Time dependent diffusion in a disordered medium with partially absorbing walls: A perturbative approach

TL;DR

This paper analytically investigates the time-dependent diffusion coefficient in a dilute suspension of partially absorbing spheres, providing a perturbative expansion that captures short and long time behaviors with first-order accuracy.

Contribution

It introduces a perturbative approach using the exact single particle operator to derive an analytical expression for the diffusion coefficient in a partially absorbing medium.

Findings

Derived a closed-form expression for D(t) accurate to first order in volume fraction

Validated short and long time limits against known results

Found that long-time diffusion coefficient scales as 1/t with specific constants

Abstract

We present an analytical study of the time dependent diffusion coefficient in a dilute suspension of spheres with partially absorbing boundary condition.
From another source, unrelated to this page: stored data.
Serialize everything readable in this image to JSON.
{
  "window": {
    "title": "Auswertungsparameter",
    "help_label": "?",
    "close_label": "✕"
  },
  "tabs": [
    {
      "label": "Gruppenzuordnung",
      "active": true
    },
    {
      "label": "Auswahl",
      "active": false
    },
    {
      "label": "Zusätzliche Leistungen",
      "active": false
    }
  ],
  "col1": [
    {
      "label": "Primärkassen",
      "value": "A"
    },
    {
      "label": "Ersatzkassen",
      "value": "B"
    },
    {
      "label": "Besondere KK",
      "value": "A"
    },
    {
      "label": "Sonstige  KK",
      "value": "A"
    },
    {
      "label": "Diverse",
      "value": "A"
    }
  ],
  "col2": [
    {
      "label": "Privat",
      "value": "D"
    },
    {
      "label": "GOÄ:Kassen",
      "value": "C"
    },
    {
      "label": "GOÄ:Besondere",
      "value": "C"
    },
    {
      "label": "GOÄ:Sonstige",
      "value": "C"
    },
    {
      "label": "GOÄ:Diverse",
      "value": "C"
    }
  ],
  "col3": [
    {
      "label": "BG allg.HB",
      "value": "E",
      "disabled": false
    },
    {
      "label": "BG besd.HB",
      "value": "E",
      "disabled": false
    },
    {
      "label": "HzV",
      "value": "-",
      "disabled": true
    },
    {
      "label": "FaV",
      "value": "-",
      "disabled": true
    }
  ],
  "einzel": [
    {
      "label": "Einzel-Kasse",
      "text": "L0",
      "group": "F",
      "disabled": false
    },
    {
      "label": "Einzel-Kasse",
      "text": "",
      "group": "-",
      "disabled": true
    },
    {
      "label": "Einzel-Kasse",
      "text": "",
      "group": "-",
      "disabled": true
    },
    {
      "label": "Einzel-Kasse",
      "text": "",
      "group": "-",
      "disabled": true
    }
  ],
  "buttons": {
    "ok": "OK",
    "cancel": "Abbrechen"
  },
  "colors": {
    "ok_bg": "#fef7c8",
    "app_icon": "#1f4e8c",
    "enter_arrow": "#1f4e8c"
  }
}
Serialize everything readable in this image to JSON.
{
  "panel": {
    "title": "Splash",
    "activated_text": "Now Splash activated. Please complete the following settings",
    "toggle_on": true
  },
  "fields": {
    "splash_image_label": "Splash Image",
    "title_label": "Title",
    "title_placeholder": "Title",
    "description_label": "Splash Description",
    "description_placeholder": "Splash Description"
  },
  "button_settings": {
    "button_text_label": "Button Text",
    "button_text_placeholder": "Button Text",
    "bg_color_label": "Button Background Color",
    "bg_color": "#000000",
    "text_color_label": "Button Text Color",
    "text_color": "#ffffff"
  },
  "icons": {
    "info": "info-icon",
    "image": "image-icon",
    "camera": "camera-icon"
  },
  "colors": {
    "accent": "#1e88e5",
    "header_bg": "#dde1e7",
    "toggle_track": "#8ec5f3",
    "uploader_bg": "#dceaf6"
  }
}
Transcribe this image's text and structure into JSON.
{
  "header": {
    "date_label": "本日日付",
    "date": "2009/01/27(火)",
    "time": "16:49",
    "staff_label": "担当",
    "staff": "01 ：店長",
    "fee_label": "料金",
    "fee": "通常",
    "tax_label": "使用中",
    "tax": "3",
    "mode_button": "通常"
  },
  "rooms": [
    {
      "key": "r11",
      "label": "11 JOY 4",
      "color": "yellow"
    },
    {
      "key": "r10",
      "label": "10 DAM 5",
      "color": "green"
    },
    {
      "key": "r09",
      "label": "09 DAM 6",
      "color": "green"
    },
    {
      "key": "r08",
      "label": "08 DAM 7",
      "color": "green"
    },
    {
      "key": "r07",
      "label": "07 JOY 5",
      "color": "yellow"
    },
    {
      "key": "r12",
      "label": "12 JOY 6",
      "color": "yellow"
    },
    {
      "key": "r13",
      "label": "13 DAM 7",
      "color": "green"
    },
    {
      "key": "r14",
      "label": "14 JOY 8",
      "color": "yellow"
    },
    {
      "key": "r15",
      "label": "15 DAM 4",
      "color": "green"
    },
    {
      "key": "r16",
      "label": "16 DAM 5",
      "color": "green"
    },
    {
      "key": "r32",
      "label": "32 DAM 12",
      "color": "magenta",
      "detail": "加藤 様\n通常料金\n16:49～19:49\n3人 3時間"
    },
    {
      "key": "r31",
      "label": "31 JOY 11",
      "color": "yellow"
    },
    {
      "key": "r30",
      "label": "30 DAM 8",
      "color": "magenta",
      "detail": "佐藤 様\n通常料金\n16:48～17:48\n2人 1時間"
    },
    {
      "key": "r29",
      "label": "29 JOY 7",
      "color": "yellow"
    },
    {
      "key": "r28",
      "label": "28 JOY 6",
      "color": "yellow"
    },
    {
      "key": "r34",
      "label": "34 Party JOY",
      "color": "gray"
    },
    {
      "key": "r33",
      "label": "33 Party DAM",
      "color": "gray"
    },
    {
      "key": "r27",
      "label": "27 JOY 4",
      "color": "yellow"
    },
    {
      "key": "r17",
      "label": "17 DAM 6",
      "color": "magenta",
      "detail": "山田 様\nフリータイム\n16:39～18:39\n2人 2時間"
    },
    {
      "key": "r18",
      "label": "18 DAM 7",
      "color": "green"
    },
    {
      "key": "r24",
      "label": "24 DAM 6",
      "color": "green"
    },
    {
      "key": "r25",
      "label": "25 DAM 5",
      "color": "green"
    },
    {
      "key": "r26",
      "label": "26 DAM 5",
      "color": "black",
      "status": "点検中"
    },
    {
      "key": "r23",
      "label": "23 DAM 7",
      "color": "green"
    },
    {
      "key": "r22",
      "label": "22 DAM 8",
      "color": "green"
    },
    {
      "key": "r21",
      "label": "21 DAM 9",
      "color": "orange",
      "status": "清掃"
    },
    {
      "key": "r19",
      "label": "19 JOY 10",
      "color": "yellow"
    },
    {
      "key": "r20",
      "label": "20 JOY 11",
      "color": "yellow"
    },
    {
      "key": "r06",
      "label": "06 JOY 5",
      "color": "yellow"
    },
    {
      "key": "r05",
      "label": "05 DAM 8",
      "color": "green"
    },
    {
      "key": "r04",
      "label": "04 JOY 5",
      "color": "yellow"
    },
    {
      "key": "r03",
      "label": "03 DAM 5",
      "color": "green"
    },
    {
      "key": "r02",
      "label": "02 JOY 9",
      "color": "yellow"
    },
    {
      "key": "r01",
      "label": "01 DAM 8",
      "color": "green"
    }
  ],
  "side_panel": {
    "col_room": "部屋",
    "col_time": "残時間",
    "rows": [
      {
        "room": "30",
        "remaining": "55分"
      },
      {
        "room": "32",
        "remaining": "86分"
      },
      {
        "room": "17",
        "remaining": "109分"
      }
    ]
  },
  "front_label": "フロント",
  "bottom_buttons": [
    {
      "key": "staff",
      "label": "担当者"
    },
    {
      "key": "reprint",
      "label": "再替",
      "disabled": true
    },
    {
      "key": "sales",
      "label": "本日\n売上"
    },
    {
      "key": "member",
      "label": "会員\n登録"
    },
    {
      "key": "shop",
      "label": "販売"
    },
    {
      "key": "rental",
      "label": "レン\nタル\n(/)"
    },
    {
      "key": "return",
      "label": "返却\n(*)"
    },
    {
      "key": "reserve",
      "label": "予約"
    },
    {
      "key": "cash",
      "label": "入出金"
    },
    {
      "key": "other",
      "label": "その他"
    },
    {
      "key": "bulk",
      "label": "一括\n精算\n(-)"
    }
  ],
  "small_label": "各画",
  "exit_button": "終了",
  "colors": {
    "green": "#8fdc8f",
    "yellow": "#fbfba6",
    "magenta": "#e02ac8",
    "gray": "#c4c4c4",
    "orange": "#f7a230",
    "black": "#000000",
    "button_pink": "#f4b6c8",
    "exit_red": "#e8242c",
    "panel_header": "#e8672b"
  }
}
Following Kirkpatrick (J. Chem. Phys. 76, 4255) we obtain a perturbative expansion for the time dependent particle density using volume fraction $f$ of spheres as an expansion parameter. The exact single particle $t$-operator for partially absorbing boundary condition is used to obtain a closed form time-dependent diffusion coefficient $D(t)$ accurate to first order in the volume fraction $f$. Short and long time limits of $D(t)$ are checked against the known short-time results for partially or fully absorbing boundary conditions and long-time results for reflecting boundary conditions. For fully absorbing boundary condition the long time diffusion coefficient is found to be $D(t)=5 a^2/(12 f D_{0} t) +O((D_0t/a^2)^{-2})$, to the first order of perturbation theory. Here $f$ is small but non-zero, $D_0$ the diffusion coefficient in the absence of spheres, and $a$ the radius of the spheres. The validity of this perturbative result is discussed.